Movement Affects How Infants Learn to Listen to Music

WebMD Health News

June 2, 2005 -- Bouncing your baby to the beat of his favorite lullaby may save him from years of embarrassment on the dance floor later on.

A new study shows that movement, such as bouncing a baby on your knee or rocking in a chair, plays a critical role in how infants learn to "feel the beat" or rhythm of music.

Researchers found that babies paid attention to and listened longer to music that had the same beat as the music that they had been bounced to earlier.

They say the findings provide evidence that the experience of movement plays an important role in musical perception. This ability allows people to sense the weak and strong beats in a rhythm and eventually allows them to move and dance in time with the music.

Movement Helps Infants Feel the Beat

In the study, which appears in the current issue of Science, researchers tested how movement influenced the perception of rhythm in a group of 7-month-old infants in a series of experiments.

In the first, adults holding half of the infants bounced the babies on every second beat in a march-like rhythm and the other half bounced the babies on every third beat in a waltz-like rhythm while listening to music with no apparent rhythm pattern.
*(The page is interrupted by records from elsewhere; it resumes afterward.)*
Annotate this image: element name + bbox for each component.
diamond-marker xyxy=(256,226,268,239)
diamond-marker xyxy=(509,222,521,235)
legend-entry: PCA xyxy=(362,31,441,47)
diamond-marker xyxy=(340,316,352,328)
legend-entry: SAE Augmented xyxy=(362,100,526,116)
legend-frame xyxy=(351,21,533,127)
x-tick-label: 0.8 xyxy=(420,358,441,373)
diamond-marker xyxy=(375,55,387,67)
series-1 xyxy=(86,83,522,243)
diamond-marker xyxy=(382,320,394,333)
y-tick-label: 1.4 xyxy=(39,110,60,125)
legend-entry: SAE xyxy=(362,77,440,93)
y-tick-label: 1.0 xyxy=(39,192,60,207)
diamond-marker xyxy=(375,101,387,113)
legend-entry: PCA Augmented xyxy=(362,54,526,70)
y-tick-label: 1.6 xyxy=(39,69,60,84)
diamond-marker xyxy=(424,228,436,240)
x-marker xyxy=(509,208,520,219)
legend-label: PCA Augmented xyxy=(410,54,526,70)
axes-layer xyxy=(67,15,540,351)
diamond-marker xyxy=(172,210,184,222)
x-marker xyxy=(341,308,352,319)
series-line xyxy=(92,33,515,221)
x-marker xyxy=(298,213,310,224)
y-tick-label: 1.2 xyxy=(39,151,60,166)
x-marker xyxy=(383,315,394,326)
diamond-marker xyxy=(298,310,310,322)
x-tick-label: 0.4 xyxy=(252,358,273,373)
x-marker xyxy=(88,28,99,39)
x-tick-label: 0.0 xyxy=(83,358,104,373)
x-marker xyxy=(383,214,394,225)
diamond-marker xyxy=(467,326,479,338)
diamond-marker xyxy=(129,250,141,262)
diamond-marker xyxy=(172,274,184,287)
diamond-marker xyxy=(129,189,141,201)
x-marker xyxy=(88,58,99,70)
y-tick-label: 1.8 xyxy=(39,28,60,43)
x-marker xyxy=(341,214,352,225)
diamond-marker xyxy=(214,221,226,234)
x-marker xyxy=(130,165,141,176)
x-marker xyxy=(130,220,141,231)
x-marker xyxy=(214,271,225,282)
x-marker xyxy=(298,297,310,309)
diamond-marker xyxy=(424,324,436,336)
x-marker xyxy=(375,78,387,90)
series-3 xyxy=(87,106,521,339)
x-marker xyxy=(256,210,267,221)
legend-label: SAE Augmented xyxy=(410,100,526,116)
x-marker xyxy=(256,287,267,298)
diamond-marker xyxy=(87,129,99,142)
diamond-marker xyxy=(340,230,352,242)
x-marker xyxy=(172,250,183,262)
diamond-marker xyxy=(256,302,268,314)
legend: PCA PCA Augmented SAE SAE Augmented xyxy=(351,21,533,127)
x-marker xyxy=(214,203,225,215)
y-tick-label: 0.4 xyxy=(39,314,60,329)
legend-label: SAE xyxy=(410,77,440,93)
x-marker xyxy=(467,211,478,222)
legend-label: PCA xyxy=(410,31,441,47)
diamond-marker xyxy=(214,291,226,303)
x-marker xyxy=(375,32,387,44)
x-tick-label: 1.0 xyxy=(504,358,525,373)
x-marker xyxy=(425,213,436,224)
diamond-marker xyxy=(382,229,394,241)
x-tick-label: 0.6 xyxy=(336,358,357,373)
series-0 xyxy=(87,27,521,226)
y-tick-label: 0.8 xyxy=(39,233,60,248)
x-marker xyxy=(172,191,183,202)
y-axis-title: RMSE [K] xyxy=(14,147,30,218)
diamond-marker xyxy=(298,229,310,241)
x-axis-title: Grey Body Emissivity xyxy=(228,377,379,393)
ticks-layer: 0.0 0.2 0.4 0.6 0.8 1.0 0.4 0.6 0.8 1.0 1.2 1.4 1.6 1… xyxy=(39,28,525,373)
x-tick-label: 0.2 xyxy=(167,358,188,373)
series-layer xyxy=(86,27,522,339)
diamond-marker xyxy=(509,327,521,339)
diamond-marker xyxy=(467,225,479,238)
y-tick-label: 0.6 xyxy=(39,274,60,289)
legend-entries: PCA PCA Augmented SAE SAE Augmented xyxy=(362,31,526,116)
The researchers played music with various rhythm patterns for the infants. They show that the infants chose to listen longer to music containing the march or waltz rhythm that they moved to earlier.

In another test, researchers bounced to the beat while the babies watched. But without moving to the music themselves, the infants expressed no interest for any particular rhythm pattern.

Researchers say the results show that the delight infants express in being rocked or bounced to music represents a critical stage in the early development of musical perception.